I termini dello scontro sono ora chiari. Da un lato coloro che vogliono costruire il mondo nuovo, che credono di poter vincere. Dall’altro lato, la Chiesa, che grazie all’azione dell’”Ordine Nuovo” si riprende, torna ad essere una presenza, sfida la parte che le è avversa. L’esperienza del martirio si rinnova: ciascuno viene interrogato e deve rispondere alla domanda: “Tu credi in Dio?”. Alla risposta affermativa, viene comminata subito la pena di morte. È necessario imporre una “religione nuova”, distruggere il passato e apostatare la fede. Si dovrà distruggere Roma, l’intera tradizione cristiana e la sua immensa esperienza artistica e culturale. Il piccolo gregge che resiste – dodici cardinali con un giovane Papa, che è padre Franklin – che guida la Chiesa da Nazareth, dovrà subire la stessa sorte, ma quando tutto fa presagire che l’Umanismo abbia preso l’intero campo ed abbia compiuto la devastazione, l’intervento di Dio sovverte il disegno degli uomini malvagi.

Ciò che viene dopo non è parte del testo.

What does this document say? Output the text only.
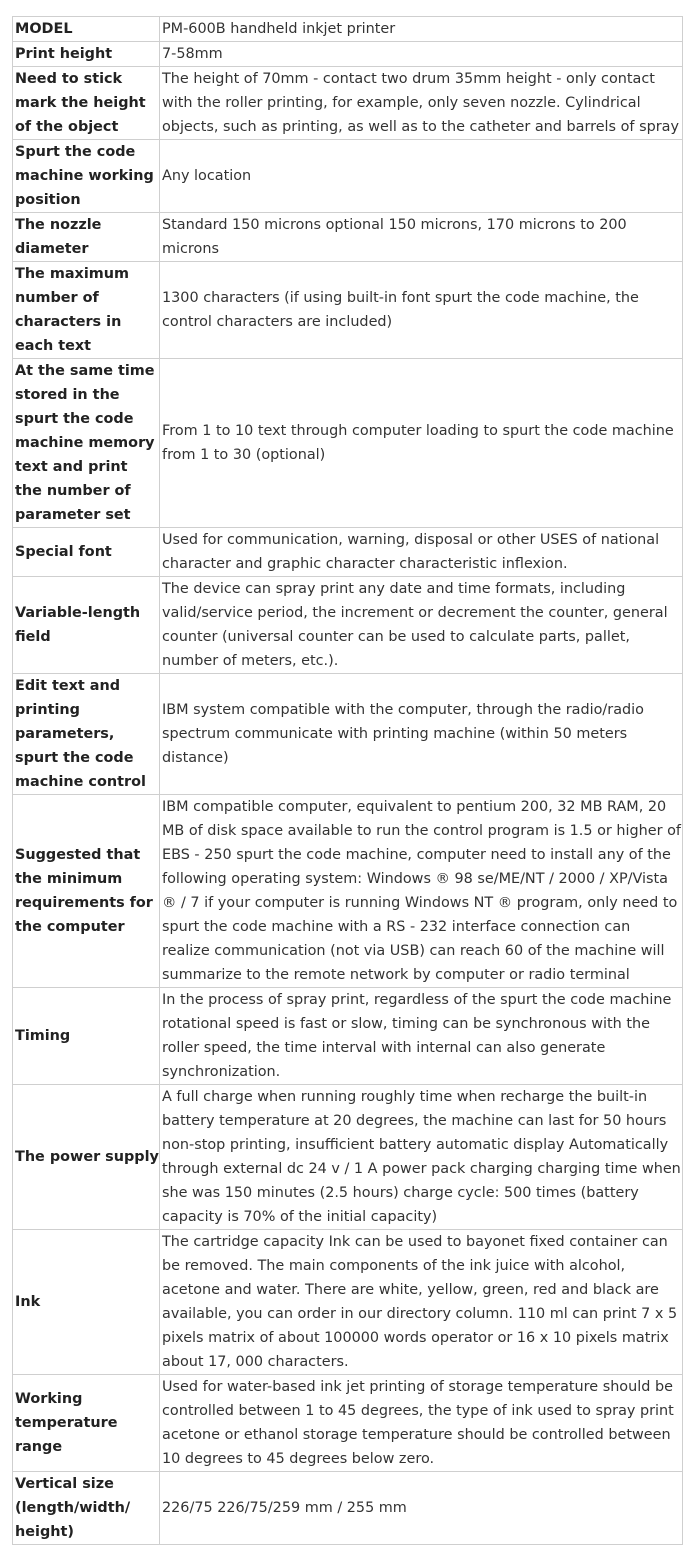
MODEL	PM-600B handheld inkjet printer
Print height	7-58mm
Need to stick mark the height of the object	The height of 70mm - contact two drum 35mm height - only contact with the roller printing, for example, only seven nozzle. Cylindrical objects, such as printing, as well as to the catheter and barrels of spray
Spurt the code machine working position	Any location
The nozzle diameter	Standard 150 microns optional 150 microns, 170 microns to 200 microns
The maximum number of characters in each text	1300 characters (if using built-in font spurt the code machine, the control characters are included)
At the same time stored in the spurt the code machine memory text and print the number of parameter set	From 1 to 10 text through computer loading to spurt the code machine from 1 to 30 (optional)
Special font	Used for communication, warning, disposal or other USES of national character and graphic character characteristic inflexion.
Variable-length field	The device can spray print any date and time formats, including valid/service period, the increment or decrement the counter, general counter (universal counter can be used to calculate parts, pallet, number of meters, etc.).
Edit text and printing parameters, spurt the code machine control	IBM system compatible with the computer, through the radio/radio spectrum communicate with printing machine (within 50 meters distance)
Suggested that the minimum requirements for the computer	IBM compatible computer, equivalent to pentium 200, 32 MB RAM, 20 MB of disk space available to run the control program is 1.5 or higher of EBS - 250 spurt the code machine, computer need to install any of the following operating system: Windows ® 98 se/ME/NT / 2000 / XP/Vista ® / 7 if your computer is running Windows NT ® program, only need to spurt the code machine with a RS - 232 interface connection can realize communication (not via USB) can reach 60 of the machine will summarize to the remote network by computer or radio terminal
Timing	In the process of spray print, regardless of the spurt the code machine rotational speed is fast or slow, timing can be synchronous with the roller speed, the time interval with internal can also generate synchronization.
The power supply	A full charge when running roughly time when recharge the built-in battery temperature at 20 degrees, the machine can last for 50 hours non-stop printing, insufficient battery automatic display Automatically through external dc 24 v / 1 A power pack charging charging time when she was 150 minutes (2.5 hours) charge cycle: 500 times (battery capacity is 70% of the initial capacity)
Ink	The cartridge capacity Ink can be used to bayonet fixed container can be removed. The main components of the ink juice with alcohol, acetone and water. There are white, yellow, green, red and black are available, you can order in our directory column. 110 ml can print 7 x 5 pixels matrix of about 100000 words operator or 16 x 10 pixels matrix about 17, 000 characters.
Working temperature range	Used for water-based ink jet printing of storage temperature should be controlled between 1 to 45 degrees, the type of ink used to spray print acetone or ethanol storage temperature should be controlled between 10 degrees to 45 degrees below zero.
Vertical size (length/width/ height)	226/75 226/75/259 mm / 255 mm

La Chiesa, oggi, sta vivendo queste cose, descritte da Benson oltre un secolo fa. Dio o il Demonio. È questo lo scontro in atto. Di carattere escatologico: riguarda direttamente e profondamente il tema della salvezza. Dopo il Suo Battesimo ad opera di Giovanni Battista e prima della Sua predicazione pubblica, Gesù stesso volle essere tentato dal Maligno (Mt 4, 1-11). Per amore degli uomini e per dare loro un insegnamento per le loro vite. Respingendo con fermezza e nettezza le tentazioni diaboliche, Nostro Signore pose riparo alle cadute degli uomini prima e dopo di Lui. Preannunziò le successive tentazioni di ognuno di noi e le lotte della Chiesa contro le tentazioni del potere demoniaco. Per questa ragione, Gesù ha insegnato agli uomini, nel “Padre Nostro”, a chiedere a Dio di aiutarli con la Sua grazia per non cadere nell’ora della tentazione, che segnerà la storia umana fino alla fine dei tempi, finchè… non ritorni… il Signore!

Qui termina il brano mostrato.